(solo-authored)
3rd round Revise & Resubmit - Journal of Accounting Research
Investors’ information about different aspects of financial reporting - firms' fundamentals and managers’ incentives to misreport these fundamentals - unambiguously affects earnings quality (Fischer and Stocker, 2004), making proper measurement of these types of information important for researchers and policymakers. Potential managerial incentives and investors' multiple information sources are not easily observable to researchers. I develop a structural approach that uses earnings reports, firms' prices, and analyst forecasts to measure how much information about firms' fundamentals and their managers' misreporting incentives investors know. I estimate the amount of information an average U.S. investor has, earnings informativeness, and the magnitude of the trade-off between earnings quality and price efficiency. I also apply the technique to complement prior reduced-form studies. In particular, I study the extent to which expanded compensation disclosures increased investors' information about managers' incentives and the extent to which early reporting firms' earnings reports spill over and subsume the information conveyed by late reporting firms.

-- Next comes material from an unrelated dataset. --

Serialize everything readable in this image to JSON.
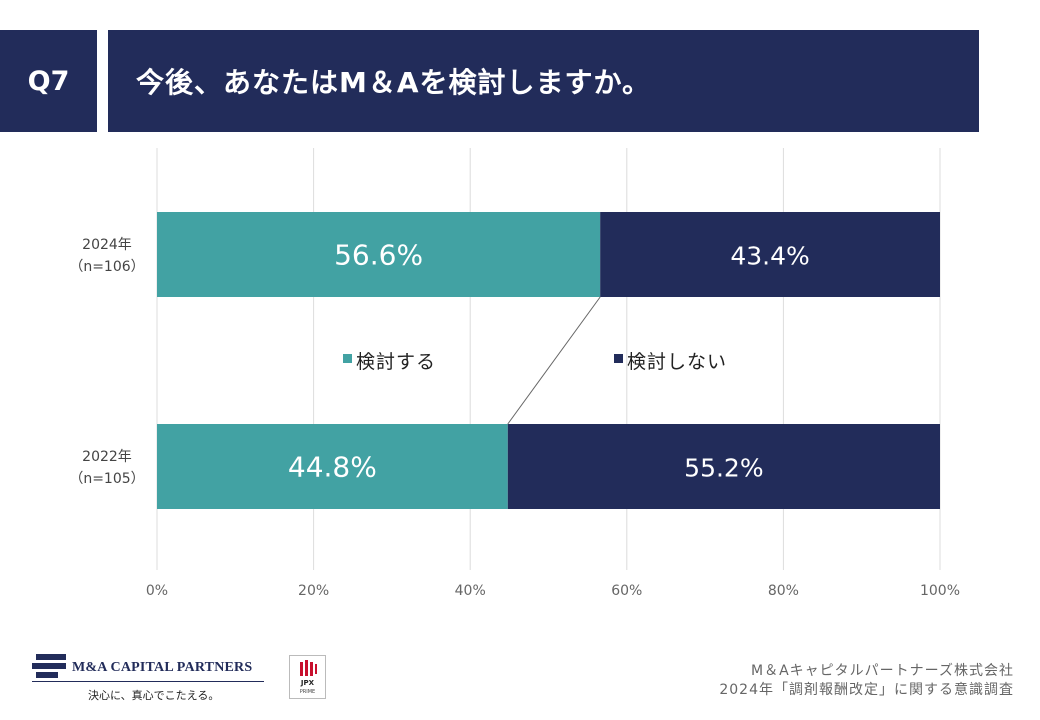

(with Henry L. Friedman and Mirko S. Heinle)
Revise & Resubmit - The Accounting Review
Firms and jurisdictions are increasingly adopting ESG reporting, affecting empirical research on its consequences. We develop a model to understand the nuanced effects of ESG reporting introduction. In our model, a firm provides ESG and financial reports, which investors use to price the firm's stock, influencing management's real and reporting incentives. We characterize how ESG reporting affects ESG performance, expected cash flows, and financial misreporting. We provide conditions under which the introduction of ESG reporting discourages corporate ESG, and under which it encourages corporate ESG but lowers equity price at the same time. Comparative statics show how investor preferences (e.g., concern for ESG) and ESG efforts' cash flow implications (e.g., penalties, subsidies, physical or transition risk) affect market responses to reports, misreporting, and outcomes, suggesting effect heterogeneity in empirical tests.
(solo-authored)
Job market paper
Financial covenants, which use financial information to determine control rights in corporate loan contracts, are frequently amended (Roberts, 2015). Despite the strong evidence, prior literature has not found an explanation for the high frequency. In this paper, I offer a model of debt covenant amendments and structurally estimate it using data on amendments of financial covenants in U.S. companies' loan contracts. The model offers three conditions under which financial covenants get amended: (1) the degree of contractual incompleteness is high, (2) non-contractible post-contract information is highly predictive of the future, and (3) the costs of amendments are small, while the costs of misallocating control rights are high. The estimation results suggest the first and the third forces play a major role, while the role of the second force is limited. I calculate that the amendment option ex ante saves about 2.32% of control misallocation cost.
(with M. Bloomfield and M. Heinle)
We analyze voluntary disclosure practices in the presence of a leak risk. In a standard model of voluntary disclosure, managers are less forthcoming when negative information may be leaked by external sources. However, if managers prefer to be the bearer of their firm’s bad news, potential leaks motivate managers to disclose negative information, preemptively. Empirically, we document that when the probability of a leak is higher, firms offer earnings guidance more frequently and generate systematically lower returns on their voluntary disclosure dates, but subsequently perform better at the time of the potential leak. Poor disclosure-day returns are explained by potential imminent leaks, but not leaks that may have recently occurred. These patterns are consistent with our model of leak preemption; when facing a potential leak, managers become more forthcoming in order to preempt the leaks.
(with Henry L. Friedman and Mirko S. Heinle)
We provide a theoretical framework for reporting of firms' environmental, social, and governance (ESG) activities to investors. In our model, investors receive an ESG report and use it to price the firm. Because the manager is interested in the firm's price, disclosing an ESG report provides effort and greenwashing incentives. We analyze the impact of different reporting characteristics on the firm's price, cash flows, and ESG performance. In particular, we investigate the consequences of whether the report captures ESG inputs or outcomes, how the report aggregates different ESG dimensions, and the manager's tradeoffs regarding ESG efforts and reporting bias. We find that, for example, an ESG report that weights efforts by their impact on the firm's cash flows tends to have a stronger price reaction than an ESG report that focuses on the ESG impact per se. ESG reports aligned with investors' aggregate preferences provide stronger incentives and lead to higher cash flows and ESG than reports that focus on either ESG or cash flow effects individually. Additionally, in the presence of informative financial reporting, ESG reports that focus on ESG impacts lead to the same cash flow and better ESG results than reports focusing on cash flow impacts alone.
(with S. Sarkisyan)
We study credit providers and costs of debt for firms with low ESG performance. First, we find that, while both banks and public bondholders charge low-ESG borrowers a higher interest rate compared to high-ESG borrowers, the premium charged by banks is lower than by bondholders. Second, while bondholders reduce the amount of financing when borrowers' ESG performance deteriorates, banks keep the size of their loans the same or even increase loans issued to low-ESG borrowers. We provide evidence that the difference in creditors' policies is driven by banks' superior information about low-ESG borrowers' ESG materiality and by banks' different preferences regarding their borrowers' ESG performance.